2) Hadoop became the one true MapReduce
  I remain somewhat non-plussed by MapReduce personally, however a lot of attention has been lavished on it over the last 2 years and during the course of 2010 the industry has settled on Hadoop as the MapReduce of choice.  From Daniel Adabadi's HadoopDB project to Pentaho's extensive Hadoop integration to Aster's "seamless connectivity" with Hadoop to Paraccel's announcement of the same thing coming soon and on and on.  The basic story of MapReduce was very sexy but in practice the details turned out to be "a bit more complicated" (as Ben Goldacre [read his book!] would say).  It's not clear that Hadoop is the best possible MR implementation but it looks likely to become the SQL of MapReduce. Expect other MapReduce implementations to start talking about Hadoop compatibility ad nauseum.
  All of this casts Cloudera in an interesting light. They are after all "the Hadoop company" according to themselves. It's far too early for a 'good' acquisition in this space however money talks and I wonder if we might see something happen in 2011.
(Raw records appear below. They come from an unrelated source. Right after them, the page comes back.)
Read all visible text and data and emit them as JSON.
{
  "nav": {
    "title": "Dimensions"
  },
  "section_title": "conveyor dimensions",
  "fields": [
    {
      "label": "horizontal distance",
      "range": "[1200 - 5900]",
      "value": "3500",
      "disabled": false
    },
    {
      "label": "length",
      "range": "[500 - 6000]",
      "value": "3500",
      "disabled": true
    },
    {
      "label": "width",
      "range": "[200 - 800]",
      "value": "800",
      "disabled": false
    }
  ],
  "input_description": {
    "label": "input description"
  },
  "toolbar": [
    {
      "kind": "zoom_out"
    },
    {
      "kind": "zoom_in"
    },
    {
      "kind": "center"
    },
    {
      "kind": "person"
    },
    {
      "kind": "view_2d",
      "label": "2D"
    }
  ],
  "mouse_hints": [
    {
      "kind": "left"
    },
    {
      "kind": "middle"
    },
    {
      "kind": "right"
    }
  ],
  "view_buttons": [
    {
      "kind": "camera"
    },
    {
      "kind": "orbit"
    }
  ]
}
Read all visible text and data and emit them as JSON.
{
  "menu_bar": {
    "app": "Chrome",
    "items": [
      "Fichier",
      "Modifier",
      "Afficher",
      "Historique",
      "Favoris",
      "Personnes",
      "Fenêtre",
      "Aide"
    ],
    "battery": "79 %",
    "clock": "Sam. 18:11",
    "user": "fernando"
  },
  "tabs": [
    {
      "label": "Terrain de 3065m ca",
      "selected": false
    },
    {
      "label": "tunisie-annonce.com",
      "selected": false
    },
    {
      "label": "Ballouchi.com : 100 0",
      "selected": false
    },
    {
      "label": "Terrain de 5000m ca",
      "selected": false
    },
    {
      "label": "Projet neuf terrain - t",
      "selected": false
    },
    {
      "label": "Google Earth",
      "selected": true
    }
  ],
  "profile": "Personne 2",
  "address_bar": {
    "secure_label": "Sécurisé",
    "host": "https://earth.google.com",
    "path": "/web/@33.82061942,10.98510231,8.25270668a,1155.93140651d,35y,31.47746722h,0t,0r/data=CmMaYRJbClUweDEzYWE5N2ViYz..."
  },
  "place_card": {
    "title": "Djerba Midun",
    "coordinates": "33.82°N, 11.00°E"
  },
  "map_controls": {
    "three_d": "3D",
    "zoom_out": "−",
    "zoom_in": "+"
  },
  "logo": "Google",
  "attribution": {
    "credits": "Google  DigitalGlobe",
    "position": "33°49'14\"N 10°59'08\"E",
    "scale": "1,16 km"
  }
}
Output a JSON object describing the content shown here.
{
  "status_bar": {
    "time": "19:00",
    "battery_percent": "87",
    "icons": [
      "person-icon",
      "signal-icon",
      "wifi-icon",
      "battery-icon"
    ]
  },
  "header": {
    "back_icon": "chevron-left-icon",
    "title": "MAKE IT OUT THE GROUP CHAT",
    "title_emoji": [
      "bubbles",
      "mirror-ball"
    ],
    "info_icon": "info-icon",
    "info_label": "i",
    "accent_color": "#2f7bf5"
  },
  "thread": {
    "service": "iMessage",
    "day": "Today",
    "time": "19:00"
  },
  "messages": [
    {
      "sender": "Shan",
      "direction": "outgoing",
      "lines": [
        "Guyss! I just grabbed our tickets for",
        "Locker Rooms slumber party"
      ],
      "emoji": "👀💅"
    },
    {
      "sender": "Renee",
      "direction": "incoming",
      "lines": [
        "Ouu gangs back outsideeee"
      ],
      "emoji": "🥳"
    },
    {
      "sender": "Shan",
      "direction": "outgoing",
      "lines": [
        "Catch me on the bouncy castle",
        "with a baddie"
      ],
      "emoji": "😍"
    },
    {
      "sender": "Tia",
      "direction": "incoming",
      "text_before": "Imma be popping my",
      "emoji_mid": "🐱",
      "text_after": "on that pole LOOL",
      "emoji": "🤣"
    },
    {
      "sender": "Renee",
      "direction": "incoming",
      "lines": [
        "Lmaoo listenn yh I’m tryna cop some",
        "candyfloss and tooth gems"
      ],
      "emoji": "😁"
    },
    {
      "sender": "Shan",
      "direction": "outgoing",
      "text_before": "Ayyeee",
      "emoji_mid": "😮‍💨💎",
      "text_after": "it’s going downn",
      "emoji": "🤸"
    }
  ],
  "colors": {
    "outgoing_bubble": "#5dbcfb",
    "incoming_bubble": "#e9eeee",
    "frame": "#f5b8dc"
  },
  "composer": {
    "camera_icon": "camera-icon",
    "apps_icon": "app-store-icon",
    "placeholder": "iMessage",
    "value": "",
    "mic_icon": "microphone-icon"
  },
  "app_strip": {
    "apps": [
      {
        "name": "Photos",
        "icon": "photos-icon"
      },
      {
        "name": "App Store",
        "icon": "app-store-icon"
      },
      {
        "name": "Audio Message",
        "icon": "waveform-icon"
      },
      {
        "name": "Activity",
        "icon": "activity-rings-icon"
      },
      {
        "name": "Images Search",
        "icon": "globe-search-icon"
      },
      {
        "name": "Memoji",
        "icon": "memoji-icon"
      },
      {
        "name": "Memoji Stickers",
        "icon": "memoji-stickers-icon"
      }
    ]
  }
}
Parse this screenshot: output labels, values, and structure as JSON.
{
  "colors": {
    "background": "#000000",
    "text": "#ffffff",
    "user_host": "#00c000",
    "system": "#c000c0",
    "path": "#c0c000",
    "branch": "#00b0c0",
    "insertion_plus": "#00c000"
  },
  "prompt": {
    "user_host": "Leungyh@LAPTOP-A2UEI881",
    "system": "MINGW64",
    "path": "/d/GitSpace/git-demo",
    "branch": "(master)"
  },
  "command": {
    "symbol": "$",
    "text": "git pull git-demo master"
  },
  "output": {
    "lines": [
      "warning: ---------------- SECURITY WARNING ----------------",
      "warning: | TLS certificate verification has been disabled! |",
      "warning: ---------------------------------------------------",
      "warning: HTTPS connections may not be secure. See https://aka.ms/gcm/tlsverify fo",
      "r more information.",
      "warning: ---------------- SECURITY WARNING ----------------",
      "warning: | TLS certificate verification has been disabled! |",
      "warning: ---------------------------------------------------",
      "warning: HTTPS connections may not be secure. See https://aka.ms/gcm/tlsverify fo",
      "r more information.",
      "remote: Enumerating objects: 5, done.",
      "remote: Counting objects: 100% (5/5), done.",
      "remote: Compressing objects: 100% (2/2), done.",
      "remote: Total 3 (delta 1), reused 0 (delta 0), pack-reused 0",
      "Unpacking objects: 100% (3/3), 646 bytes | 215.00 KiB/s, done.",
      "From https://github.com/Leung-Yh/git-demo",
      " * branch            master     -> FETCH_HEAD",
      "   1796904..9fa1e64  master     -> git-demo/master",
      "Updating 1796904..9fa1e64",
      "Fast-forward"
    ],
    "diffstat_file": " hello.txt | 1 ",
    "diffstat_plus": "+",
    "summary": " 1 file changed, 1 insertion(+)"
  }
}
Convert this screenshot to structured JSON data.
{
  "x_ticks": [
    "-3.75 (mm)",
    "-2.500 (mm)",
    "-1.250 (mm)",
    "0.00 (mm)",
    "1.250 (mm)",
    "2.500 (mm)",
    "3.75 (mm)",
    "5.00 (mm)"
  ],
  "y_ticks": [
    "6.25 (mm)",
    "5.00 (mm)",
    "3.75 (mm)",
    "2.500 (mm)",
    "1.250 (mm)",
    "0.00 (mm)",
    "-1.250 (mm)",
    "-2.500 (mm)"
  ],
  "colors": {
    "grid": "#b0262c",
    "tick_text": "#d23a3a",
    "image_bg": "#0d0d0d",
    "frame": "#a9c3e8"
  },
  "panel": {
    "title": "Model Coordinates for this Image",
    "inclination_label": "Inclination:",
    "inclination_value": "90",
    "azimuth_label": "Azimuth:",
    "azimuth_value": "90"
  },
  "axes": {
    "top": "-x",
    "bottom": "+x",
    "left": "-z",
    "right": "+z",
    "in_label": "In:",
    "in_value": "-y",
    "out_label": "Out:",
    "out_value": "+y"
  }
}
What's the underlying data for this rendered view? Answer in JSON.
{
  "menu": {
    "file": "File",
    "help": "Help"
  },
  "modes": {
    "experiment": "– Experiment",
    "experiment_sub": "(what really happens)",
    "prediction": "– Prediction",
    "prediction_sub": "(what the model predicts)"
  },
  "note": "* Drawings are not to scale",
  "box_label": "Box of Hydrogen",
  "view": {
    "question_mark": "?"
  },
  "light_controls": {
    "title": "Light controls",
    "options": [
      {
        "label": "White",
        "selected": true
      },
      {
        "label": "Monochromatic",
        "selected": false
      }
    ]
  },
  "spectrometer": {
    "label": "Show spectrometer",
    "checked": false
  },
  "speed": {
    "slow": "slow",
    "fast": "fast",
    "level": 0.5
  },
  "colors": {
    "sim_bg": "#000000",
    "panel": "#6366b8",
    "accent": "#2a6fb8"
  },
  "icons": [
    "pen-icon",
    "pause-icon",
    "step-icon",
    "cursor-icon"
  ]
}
1) The Cloud got real and we all got sick of hearing about it
  I'm not sure whether 2010 was truly the "year of the Cloud" but it certainly was the peak of it's hype cycle.  In 2010 the reality of cloud pricing hit home; the short version is that a lot of the fundamental cost of cloud computing is operational and we shouldn't expect to see continuous price/performance gains like we have seen in the hardware world.  Savvy observers have noted that the bulk of enterprise IT spending has been non-hardware for a long time but the existence of cloud offerings brings those costs into focus.
  Ultimately, my hope for the Cloud is that it will drive companies toward buying results, e.g., SaaS services that require little-to-no customisation, and away from buying potential, e.g. faster hardware and COTS software that is rarely fit for purpose. The cycle should go something like: "This Cloud stuff seems expensive, how much does it cost us to do the same thing?" > "OMG are you frickin' serious, we really spend that?!" > "Is there anyone out there that can provide the exact same thing for a monthly fee?".  Honestly, big companies are incredibly bad at hardware and even worse at software. The Cloud (as provided by Amazon, et al) is IMHO just a half step towards then endpoint which is the use of SaaS offerings for everything.